The thing that hath been, it is that which shall be; and that which is done is that which shall be done: and there is no new thing under the sun. Ecclesiastes 1:9
Every so often, I find ideas typed by my compatriots challenged by some readers. There are apparently many misconceptions about what are thought to be new ideas. One of the more frequent challenges centers around originality.
There are two problems with our notion of original ideas. The first is the problem of truth.
There are no original ideas that are useful outside of entertainment. All we have falls within the range of wild fantasy with no particular place to go or things that actually work well.
Since we aren’t in the wild fantasy or entertainment business and at our worst we simply speculate on reasonable possibility, our intellectual property as such pushes toward the ‘probably works well’ gradient.
To anyone’s knowledge, no person invented reality, physics, or metaphysics as systems themselves. The very best creators from (not inventors of) these systems among mankind are relaying to us descriptions, properties, or manifest instantiations derived therefrom as material products we may enjoy.
All of our non-fantasy ideas are drawn from what was already in place prior to us all.
Although the properties of an atom may vary within a range all the way up to electrons blown off the shell and eventually fragmented nucleus, the essential components of an atom are consistent: protons, neutrons and electrons summoned into orbit.
Atoms are instances of structures that actually work using borrowed energy to come into existence. Original ideas are similar in that they describe what can or does already take place. A thinking person is a span of borrowed energy. Some thinking people bring that which works to the forefront among our concepts for a while.
As time has gone on, our simpler concepts have been recombined with others into more complex, often hybridized concepts. Fire. Bonfire. Furnace. Engine.
Notice engines are no longer simply fire or even furnace as such and there are many varieties of engine designs that work. Nor are engines just a hunk of rocky iron ore, or only an ignition system or fuel supply; things also in use in less complex form before our latest engines existed.

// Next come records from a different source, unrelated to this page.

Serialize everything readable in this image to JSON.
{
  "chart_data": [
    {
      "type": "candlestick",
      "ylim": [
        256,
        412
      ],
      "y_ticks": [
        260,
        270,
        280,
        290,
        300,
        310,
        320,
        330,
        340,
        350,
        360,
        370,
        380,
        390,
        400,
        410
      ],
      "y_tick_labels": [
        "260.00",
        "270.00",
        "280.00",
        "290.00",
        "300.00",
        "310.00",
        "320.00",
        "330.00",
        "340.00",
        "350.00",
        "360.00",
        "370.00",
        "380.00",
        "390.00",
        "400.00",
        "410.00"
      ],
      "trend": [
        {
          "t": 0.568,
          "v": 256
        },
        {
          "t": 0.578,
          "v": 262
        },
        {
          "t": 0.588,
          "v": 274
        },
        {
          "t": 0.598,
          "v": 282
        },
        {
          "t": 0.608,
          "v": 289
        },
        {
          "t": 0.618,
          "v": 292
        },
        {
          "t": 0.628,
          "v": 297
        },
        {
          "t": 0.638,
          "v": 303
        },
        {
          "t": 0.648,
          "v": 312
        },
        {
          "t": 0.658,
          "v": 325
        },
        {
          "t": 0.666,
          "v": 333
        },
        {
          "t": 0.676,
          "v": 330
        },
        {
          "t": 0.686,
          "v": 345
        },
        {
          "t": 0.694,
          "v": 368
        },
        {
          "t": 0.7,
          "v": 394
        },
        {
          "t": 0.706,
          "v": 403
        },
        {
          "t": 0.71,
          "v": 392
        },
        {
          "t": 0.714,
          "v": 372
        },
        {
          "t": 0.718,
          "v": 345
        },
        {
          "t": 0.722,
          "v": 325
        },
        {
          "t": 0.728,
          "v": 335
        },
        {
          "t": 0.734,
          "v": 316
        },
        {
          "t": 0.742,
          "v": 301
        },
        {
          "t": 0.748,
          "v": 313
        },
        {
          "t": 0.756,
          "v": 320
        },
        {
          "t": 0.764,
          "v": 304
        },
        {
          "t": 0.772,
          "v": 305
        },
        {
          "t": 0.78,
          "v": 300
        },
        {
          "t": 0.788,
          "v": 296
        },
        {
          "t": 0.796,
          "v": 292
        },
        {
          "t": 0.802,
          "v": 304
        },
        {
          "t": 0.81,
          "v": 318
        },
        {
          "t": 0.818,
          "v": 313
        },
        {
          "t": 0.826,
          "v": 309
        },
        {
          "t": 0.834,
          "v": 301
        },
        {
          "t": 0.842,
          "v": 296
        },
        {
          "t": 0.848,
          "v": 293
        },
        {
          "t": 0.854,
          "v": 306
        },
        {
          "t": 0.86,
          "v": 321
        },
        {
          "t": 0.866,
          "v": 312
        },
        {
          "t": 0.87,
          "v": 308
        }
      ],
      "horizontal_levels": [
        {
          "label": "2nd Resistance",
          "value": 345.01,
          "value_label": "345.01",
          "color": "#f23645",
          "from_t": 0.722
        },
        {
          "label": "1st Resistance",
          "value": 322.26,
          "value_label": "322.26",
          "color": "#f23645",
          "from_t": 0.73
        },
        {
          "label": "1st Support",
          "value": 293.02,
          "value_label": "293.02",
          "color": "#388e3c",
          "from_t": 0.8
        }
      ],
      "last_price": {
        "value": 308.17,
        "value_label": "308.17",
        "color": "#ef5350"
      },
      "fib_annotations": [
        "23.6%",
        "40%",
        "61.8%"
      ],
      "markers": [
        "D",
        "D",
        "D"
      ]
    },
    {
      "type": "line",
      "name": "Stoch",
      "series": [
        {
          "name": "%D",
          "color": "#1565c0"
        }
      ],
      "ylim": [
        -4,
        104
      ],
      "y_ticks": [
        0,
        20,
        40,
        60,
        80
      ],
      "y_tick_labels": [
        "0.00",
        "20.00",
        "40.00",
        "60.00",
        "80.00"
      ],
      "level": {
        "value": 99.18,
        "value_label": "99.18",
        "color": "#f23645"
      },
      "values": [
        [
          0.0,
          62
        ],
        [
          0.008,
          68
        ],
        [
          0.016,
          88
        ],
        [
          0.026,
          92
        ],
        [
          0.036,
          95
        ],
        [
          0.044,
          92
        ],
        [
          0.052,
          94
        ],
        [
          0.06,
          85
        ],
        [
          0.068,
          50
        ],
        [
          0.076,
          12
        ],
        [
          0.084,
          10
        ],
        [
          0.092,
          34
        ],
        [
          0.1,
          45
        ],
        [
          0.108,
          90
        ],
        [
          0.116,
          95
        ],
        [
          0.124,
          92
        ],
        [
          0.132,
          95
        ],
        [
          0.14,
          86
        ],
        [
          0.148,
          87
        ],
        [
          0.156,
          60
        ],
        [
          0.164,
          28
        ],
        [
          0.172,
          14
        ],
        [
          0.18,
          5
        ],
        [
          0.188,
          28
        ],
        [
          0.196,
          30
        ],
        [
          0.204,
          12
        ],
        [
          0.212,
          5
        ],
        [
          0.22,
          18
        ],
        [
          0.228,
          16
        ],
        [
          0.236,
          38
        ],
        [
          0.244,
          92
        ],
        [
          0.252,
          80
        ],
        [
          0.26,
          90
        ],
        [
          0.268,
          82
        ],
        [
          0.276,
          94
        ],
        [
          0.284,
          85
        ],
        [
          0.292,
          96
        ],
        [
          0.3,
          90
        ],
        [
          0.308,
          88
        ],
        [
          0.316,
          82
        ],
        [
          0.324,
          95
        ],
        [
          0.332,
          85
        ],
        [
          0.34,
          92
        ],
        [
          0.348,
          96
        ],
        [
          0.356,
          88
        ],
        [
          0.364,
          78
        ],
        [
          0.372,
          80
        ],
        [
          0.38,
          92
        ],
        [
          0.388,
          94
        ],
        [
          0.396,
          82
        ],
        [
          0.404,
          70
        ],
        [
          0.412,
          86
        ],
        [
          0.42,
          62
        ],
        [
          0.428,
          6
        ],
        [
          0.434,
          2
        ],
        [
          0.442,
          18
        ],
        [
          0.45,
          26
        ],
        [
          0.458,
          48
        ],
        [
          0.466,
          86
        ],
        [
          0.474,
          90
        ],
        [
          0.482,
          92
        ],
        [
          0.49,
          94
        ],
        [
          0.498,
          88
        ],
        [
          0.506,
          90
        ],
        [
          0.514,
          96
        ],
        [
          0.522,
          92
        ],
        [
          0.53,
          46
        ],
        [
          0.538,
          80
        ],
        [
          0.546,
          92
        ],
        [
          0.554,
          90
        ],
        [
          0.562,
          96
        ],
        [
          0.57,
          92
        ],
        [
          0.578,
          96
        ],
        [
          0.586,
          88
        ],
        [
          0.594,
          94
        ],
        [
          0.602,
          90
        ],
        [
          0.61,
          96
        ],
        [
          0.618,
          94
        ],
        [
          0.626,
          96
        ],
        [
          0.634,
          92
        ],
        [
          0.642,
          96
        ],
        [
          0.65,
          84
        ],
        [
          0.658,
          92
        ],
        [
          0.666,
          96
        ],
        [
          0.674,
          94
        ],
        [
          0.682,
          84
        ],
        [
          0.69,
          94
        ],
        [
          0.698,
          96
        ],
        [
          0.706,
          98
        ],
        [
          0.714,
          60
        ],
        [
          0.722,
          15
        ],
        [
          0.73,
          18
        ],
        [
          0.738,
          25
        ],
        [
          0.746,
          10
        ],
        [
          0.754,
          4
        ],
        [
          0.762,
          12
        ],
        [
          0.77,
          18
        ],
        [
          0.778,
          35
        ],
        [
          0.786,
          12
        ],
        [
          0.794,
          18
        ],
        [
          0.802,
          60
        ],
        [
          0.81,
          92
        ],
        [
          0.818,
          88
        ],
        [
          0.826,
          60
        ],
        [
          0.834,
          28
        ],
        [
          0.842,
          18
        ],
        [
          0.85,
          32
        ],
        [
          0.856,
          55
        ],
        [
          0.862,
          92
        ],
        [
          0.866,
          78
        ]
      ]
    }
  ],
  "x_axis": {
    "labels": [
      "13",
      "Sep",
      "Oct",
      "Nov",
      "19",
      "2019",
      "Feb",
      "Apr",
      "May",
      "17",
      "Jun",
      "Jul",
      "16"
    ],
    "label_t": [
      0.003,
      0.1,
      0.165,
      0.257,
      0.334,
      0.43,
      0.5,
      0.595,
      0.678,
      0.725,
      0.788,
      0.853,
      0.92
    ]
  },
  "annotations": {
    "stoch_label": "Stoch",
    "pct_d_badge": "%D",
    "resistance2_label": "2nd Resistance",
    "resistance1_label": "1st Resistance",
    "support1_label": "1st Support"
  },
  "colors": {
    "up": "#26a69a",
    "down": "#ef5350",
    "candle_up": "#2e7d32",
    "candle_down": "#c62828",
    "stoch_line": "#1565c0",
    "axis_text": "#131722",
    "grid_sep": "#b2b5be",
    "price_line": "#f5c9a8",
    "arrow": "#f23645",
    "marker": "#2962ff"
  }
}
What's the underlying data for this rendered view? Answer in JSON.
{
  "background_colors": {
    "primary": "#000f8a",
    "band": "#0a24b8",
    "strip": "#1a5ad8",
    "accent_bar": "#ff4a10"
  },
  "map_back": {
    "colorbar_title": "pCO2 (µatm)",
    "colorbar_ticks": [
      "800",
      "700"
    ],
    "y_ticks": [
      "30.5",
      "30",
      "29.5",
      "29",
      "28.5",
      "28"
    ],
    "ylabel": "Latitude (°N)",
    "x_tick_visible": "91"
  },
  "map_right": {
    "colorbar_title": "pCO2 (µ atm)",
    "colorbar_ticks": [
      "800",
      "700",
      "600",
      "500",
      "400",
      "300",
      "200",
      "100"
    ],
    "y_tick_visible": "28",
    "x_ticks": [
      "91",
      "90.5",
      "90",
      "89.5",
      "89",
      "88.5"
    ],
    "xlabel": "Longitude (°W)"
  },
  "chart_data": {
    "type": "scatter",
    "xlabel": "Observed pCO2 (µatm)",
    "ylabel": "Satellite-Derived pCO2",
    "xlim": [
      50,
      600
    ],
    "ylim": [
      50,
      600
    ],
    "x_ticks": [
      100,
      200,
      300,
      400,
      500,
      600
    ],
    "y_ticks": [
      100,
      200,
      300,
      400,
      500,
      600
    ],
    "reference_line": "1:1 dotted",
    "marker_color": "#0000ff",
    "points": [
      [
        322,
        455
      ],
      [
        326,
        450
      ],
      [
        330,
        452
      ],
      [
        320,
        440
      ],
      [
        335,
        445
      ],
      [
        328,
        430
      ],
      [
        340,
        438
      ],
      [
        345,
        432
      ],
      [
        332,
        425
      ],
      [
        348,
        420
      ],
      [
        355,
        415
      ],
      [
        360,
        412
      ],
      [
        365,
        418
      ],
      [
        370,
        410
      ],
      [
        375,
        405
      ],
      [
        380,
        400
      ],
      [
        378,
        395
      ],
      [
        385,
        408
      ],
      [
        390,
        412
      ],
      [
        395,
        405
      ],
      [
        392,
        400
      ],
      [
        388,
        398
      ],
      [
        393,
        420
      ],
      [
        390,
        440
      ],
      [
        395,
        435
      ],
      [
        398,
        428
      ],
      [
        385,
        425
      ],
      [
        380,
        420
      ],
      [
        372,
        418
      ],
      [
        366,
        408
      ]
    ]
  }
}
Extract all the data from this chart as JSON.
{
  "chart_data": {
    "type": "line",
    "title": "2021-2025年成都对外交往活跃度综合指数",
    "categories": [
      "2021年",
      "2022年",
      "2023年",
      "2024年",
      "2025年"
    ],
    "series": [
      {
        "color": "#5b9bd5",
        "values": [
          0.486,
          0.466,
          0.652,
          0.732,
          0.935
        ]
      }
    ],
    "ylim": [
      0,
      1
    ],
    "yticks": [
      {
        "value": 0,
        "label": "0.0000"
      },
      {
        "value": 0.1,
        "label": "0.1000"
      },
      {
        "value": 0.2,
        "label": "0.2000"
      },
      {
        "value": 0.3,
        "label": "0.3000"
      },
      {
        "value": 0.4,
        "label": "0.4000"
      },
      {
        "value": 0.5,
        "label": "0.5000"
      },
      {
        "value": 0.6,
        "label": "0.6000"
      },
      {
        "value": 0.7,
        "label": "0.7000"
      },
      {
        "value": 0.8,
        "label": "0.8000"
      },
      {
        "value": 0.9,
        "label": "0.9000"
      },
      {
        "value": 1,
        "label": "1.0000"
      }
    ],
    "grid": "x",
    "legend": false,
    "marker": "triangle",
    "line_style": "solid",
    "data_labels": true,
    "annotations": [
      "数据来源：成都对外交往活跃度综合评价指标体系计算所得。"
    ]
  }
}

Retracing our steps back along the ignition system path, we will find wiring which is copper and insulation material, a power supply, an electrode and so forth, all simpler, less complex instantiations of both material and design idea.
The same goes for fuel supply where we revisit metallurgy and metalworking for piping or tubing, pumps with electric motor wiring, valves, and pressure.
It is fair to state that someone or many others have already described or created fire, metallurgy, fan blades, and tubing. But it does not invalidate the ‘originality’ of the creator of the jet turbine. Nor does the creator’s state of being original or not being original have any bearing on his credibility.
This is the truth of all seemingly original ideas. All any of us can possibly do is recombine or reiterate what was already there to begin with. This brings us immediately to the second problem with our notion of original ideas, beyond our nothing is original revelation.
What is important is not the novelty of any idea, which is as I have shown, a simpleton’s challenge for measuring its value. Instead, for us, an idea increases in value the further away from fantasy and toward the works well when tested gradient it pushes.